Since the fall of 2001, Matt Biondi has taught high school math at Parker School in Kamuela, Hawaii. "Instead of addressing adulatory fans on the rubber-chicken circuit, Biondi stands before a room of sarcastic teenagers--and he loves it," Sports Illustrated reported. Biondi lives with his wife and two sons in a small house and bicycles a quarter-mile to work.

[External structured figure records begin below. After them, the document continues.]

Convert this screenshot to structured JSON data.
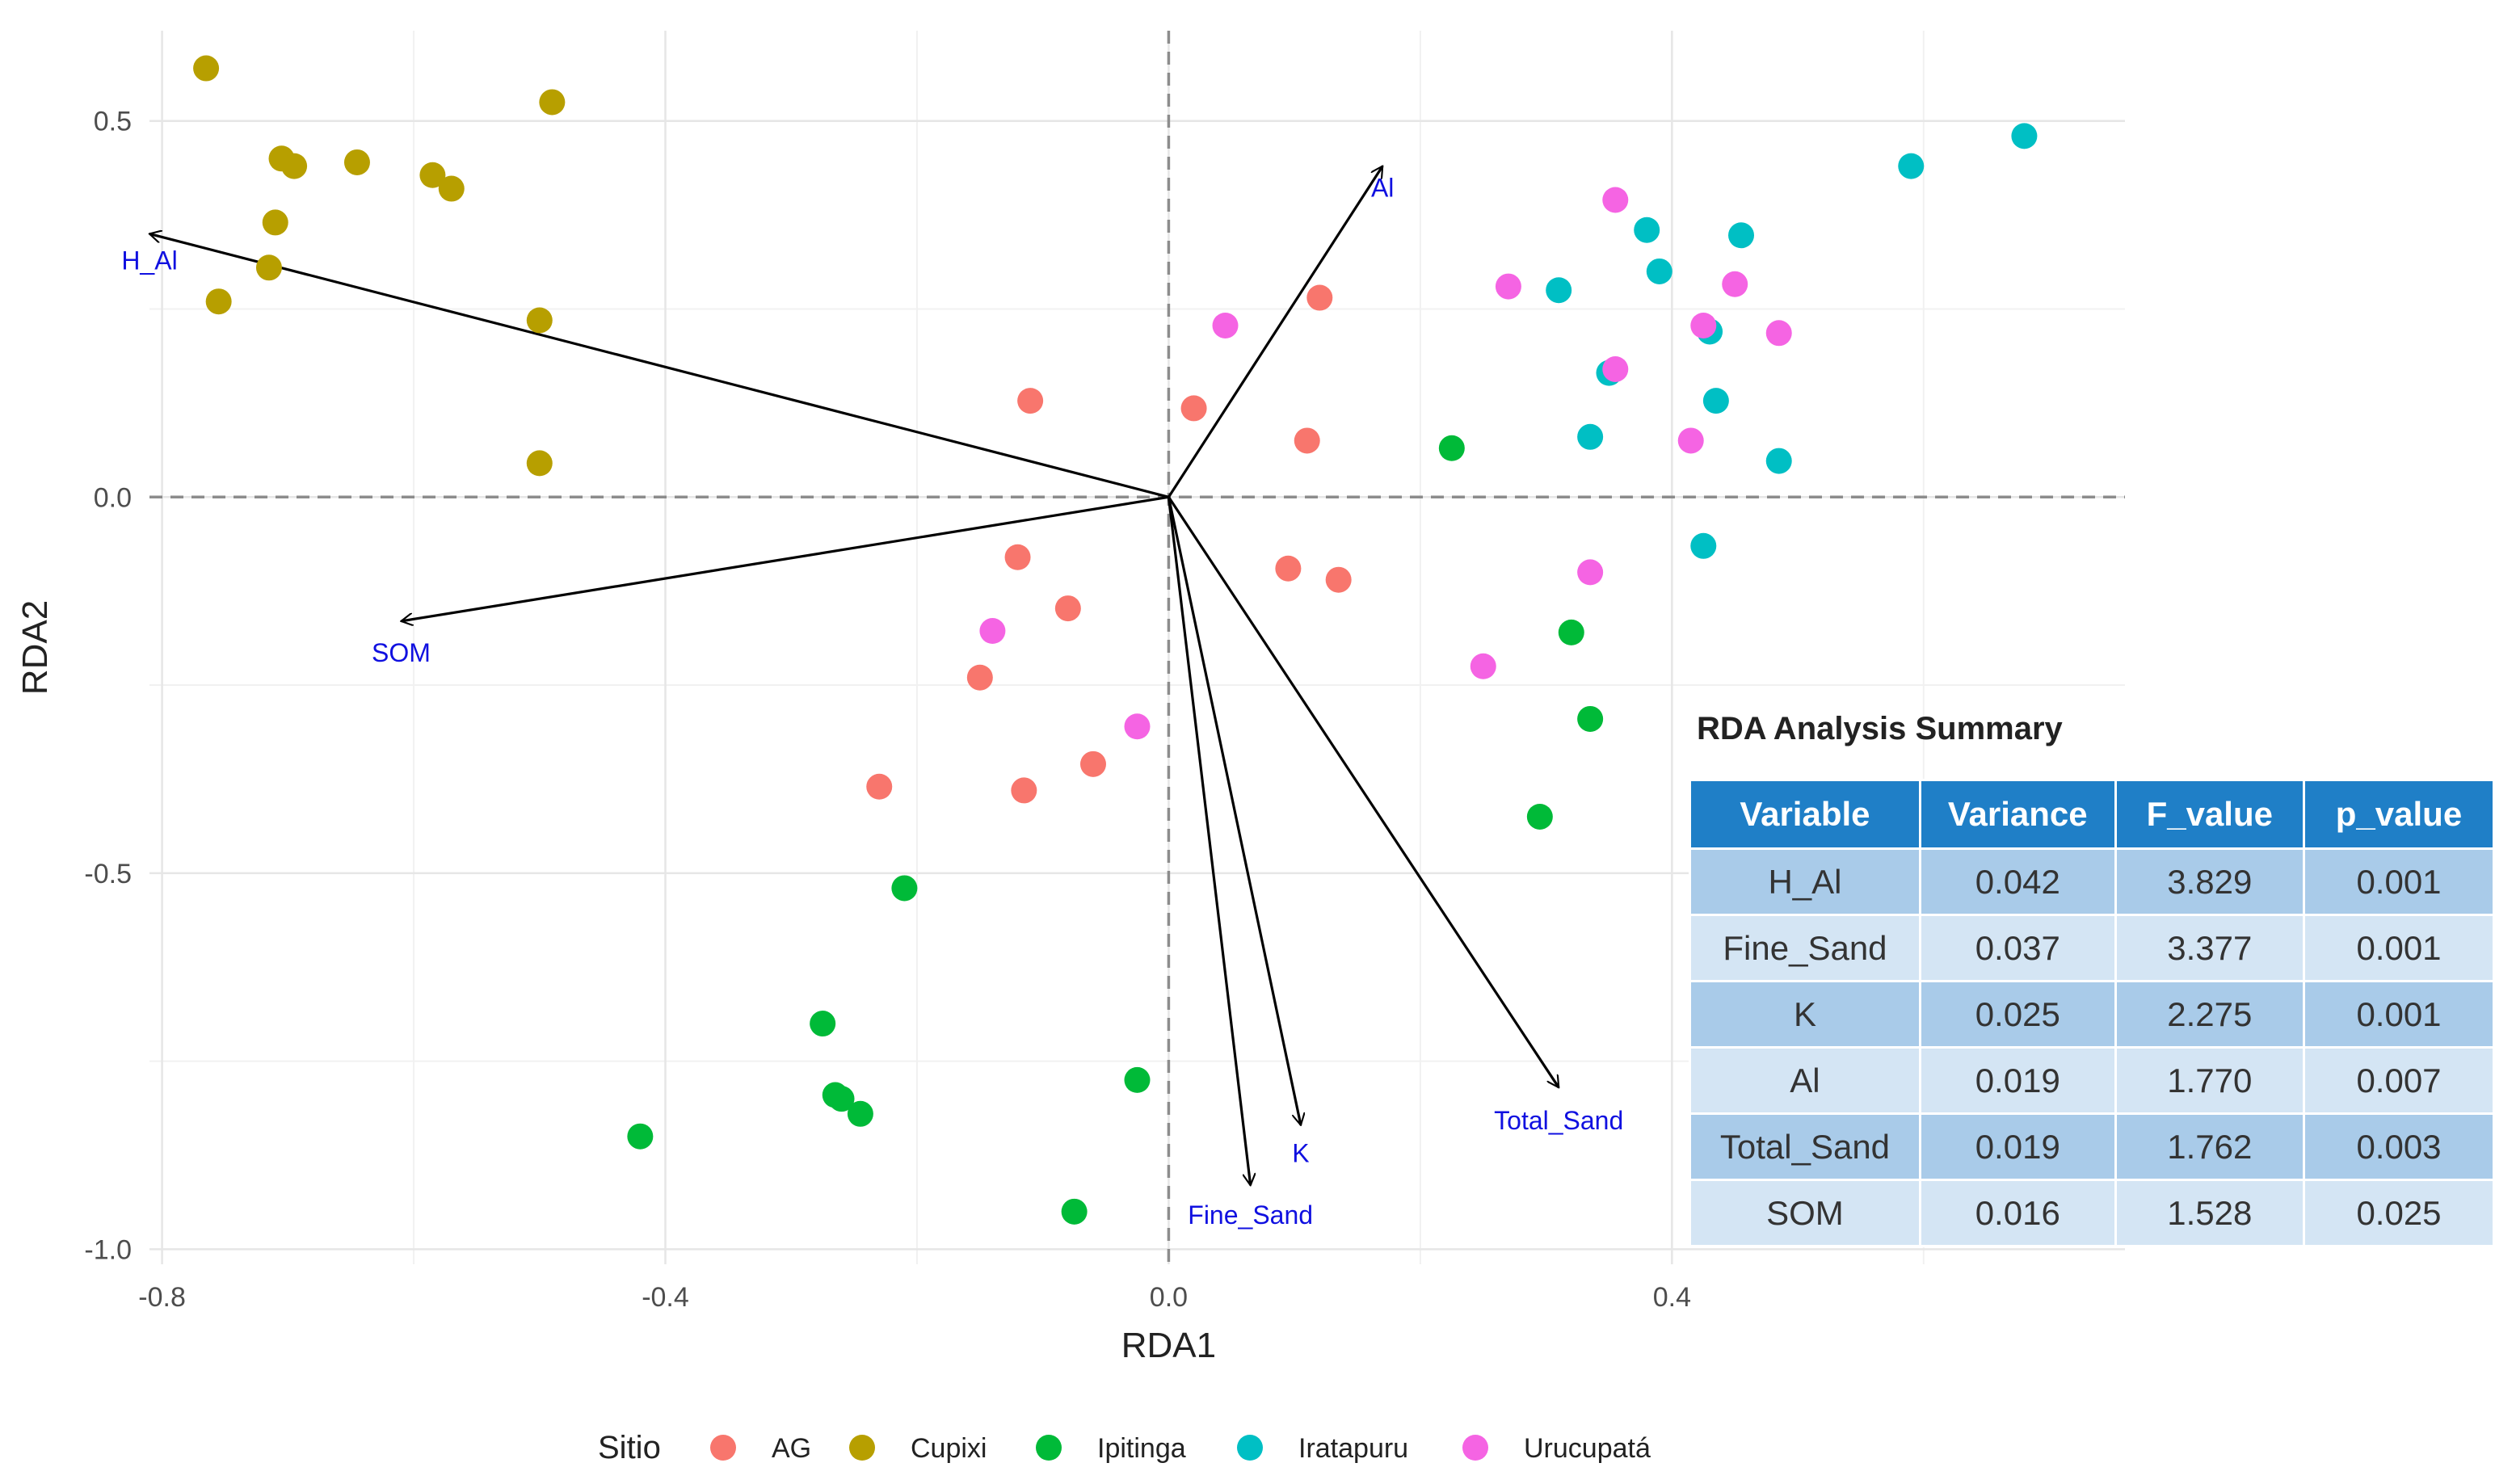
{
  "chart_data": {
    "type": "scatter",
    "title": "",
    "xlabel": "RDA1",
    "ylabel": "RDA2",
    "xlim": [
      -0.81,
      0.76
    ],
    "ylim": [
      -1.02,
      0.62
    ],
    "x_ticks": [
      -0.8,
      -0.4,
      0.0,
      0.4
    ],
    "x_tick_labels": [
      "-0.8",
      "-0.4",
      "0.0",
      "0.4"
    ],
    "y_ticks": [
      0.5,
      0.0,
      -0.5,
      -1.0
    ],
    "y_tick_labels": [
      "0.5",
      "0.0",
      "-0.5",
      "-1.0"
    ],
    "grid": true,
    "reference_lines": {
      "x": 0,
      "y": 0
    },
    "legend": {
      "title": "Sitio",
      "placement": "bottom"
    },
    "series": [
      {
        "name": "AG",
        "color": "#F8766D",
        "points": [
          [
            0.12,
            0.265
          ],
          [
            0.02,
            0.118
          ],
          [
            0.11,
            0.075
          ],
          [
            -0.11,
            0.128
          ],
          [
            -0.12,
            -0.08
          ],
          [
            -0.08,
            -0.148
          ],
          [
            0.095,
            -0.095
          ],
          [
            0.135,
            -0.11
          ],
          [
            -0.15,
            -0.24
          ],
          [
            -0.23,
            -0.385
          ],
          [
            -0.115,
            -0.39
          ],
          [
            -0.06,
            -0.355
          ]
        ]
      },
      {
        "name": "Cupixi",
        "color": "#B79F00",
        "points": [
          [
            -0.765,
            0.57
          ],
          [
            -0.49,
            0.525
          ],
          [
            -0.705,
            0.45
          ],
          [
            -0.695,
            0.44
          ],
          [
            -0.645,
            0.445
          ],
          [
            -0.585,
            0.428
          ],
          [
            -0.57,
            0.41
          ],
          [
            -0.71,
            0.365
          ],
          [
            -0.715,
            0.305
          ],
          [
            -0.755,
            0.26
          ],
          [
            -0.5,
            0.235
          ],
          [
            -0.5,
            0.045
          ]
        ]
      },
      {
        "name": "Ipitinga",
        "color": "#00BA38",
        "points": [
          [
            0.225,
            0.065
          ],
          [
            0.32,
            -0.18
          ],
          [
            0.335,
            -0.295
          ],
          [
            0.295,
            -0.425
          ],
          [
            -0.21,
            -0.52
          ],
          [
            -0.275,
            -0.7
          ],
          [
            -0.265,
            -0.795
          ],
          [
            -0.26,
            -0.8
          ],
          [
            -0.245,
            -0.82
          ],
          [
            -0.42,
            -0.85
          ],
          [
            -0.025,
            -0.775
          ],
          [
            -0.075,
            -0.95
          ]
        ]
      },
      {
        "name": "Iratapuru",
        "color": "#00BFC4",
        "points": [
          [
            0.68,
            0.48
          ],
          [
            0.59,
            0.44
          ],
          [
            0.38,
            0.355
          ],
          [
            0.455,
            0.348
          ],
          [
            0.39,
            0.3
          ],
          [
            0.31,
            0.275
          ],
          [
            0.43,
            0.22
          ],
          [
            0.35,
            0.165
          ],
          [
            0.435,
            0.128
          ],
          [
            0.335,
            0.08
          ],
          [
            0.485,
            0.048
          ],
          [
            0.425,
            -0.065
          ]
        ]
      },
      {
        "name": "Urucupatá",
        "color": "#F564E3",
        "points": [
          [
            0.355,
            0.395
          ],
          [
            0.27,
            0.28
          ],
          [
            0.45,
            0.283
          ],
          [
            0.425,
            0.228
          ],
          [
            0.485,
            0.218
          ],
          [
            0.355,
            0.17
          ],
          [
            0.045,
            0.228
          ],
          [
            0.415,
            0.075
          ],
          [
            0.335,
            -0.1
          ],
          [
            -0.14,
            -0.178
          ],
          [
            0.25,
            -0.225
          ],
          [
            -0.025,
            -0.305
          ]
        ]
      }
    ],
    "biplot_arrows": [
      {
        "label": "H_Al",
        "x": -0.81,
        "y": 0.35
      },
      {
        "label": "SOM",
        "x": -0.61,
        "y": -0.165
      },
      {
        "label": "Al",
        "x": 0.17,
        "y": 0.44
      },
      {
        "label": "Fine_Sand",
        "x": 0.065,
        "y": -0.915
      },
      {
        "label": "K",
        "x": 0.105,
        "y": -0.835
      },
      {
        "label": "Total_Sand",
        "x": 0.31,
        "y": -0.785
      }
    ]
  },
  "summary": {
    "title": "RDA Analysis Summary",
    "headers": [
      "Variable",
      "Variance",
      "F_value",
      "p_value"
    ],
    "rows": [
      [
        "H_Al",
        "0.042",
        "3.829",
        "0.001"
      ],
      [
        "Fine_Sand",
        "0.037",
        "3.377",
        "0.001"
      ],
      [
        "K",
        "0.025",
        "2.275",
        "0.001"
      ],
      [
        "Al",
        "0.019",
        "1.770",
        "0.007"
      ],
      [
        "Total_Sand",
        "0.019",
        "1.762",
        "0.003"
      ],
      [
        "SOM",
        "0.016",
        "1.528",
        "0.025"
      ]
    ]
  }
}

The man who once said his grueling competitive career left him "scarred for swimming," continues to distance himself from his past. "When he had two job offers from Hawaii private schools," Sports Illustrated said, "he chose the school that didn't have a swim team."


AWARDS

1983, Member of NCAA Champion water polo team; 1984, All-American in swimming and water polo; member of NCAA Champion water polo team; 1984, Gold medal (4x100 meter freestyle relay), Olympic Games, Los Angeles; 1985, NCAA Swimmer of the Year; American Swimmer of the Year; All-American in swimming and water polo; 1985, NCAA champion in 100 yard freestyle, 200 yard freestyle, 4x100 yard freestyle relay, 4x200 yard freestyle relay; 1986, U.S. Olympic Committee Male Athlete of the Year; NCAA Swimmer of the Year; All-American in swimming and water polo; 1986, NCAA champion in 50 yard freestyle, 100 yard freestyle, 200 yard freestyle, 4x100 yard freestyle relay, 4x200 yard freestyle relay; 1986, Three gold medals (100 meter freestyle, 4x100 meter freestyle relay, 4x100 meter medley relay), one silver medal (100 meter butterfly); and three bronze medals (50 meter freestyle, 200 meter freestyle, 4x200 meter freestyle relay), World Championships, Madrid, Spain; 1987, NCAA Swimmer of the Year; All-American in swimming and water polo; member of NCAA Champion water polo team; 1987, NCAA champion in 50 yard freestyle, 100 yard freestyle, 200 yard freestyle, 4x100 yard freestyle relay; 1988, U.S. Olympic Committee Male Athlete of the Year; 1988, Five gold medals (50 meter freestyle, 100 meter freestyle, 4x100 meter freestyle relay, 4x200 freestyle relay, 4x100 medley relay), one silver medal (100 meter butterfly), and one bronze medal (200 meter freestyle), Olympic Games, Seoul, South Korea; 1990, Four gold medals (50 meter freestyle, 100 meter freestyle, 4x100 meter freestyle relay, 4x100 meter medley relay) and one silver (100 meter butterfly), Goodwill Games, Seattle; 1991, Three gold medals (100 meter freestyle, 4x100 meter freestyle relay, 4x100 meter medley relay) and one silver medal (50 meter freestyle), World Championships, Perth, Australia; 1992, Two gold medals (4x100 meter freestyle relay, 4x100 meter medley relay) and one silver medal (50 meter freestyle), Olympic Games, Barcelona, Spain.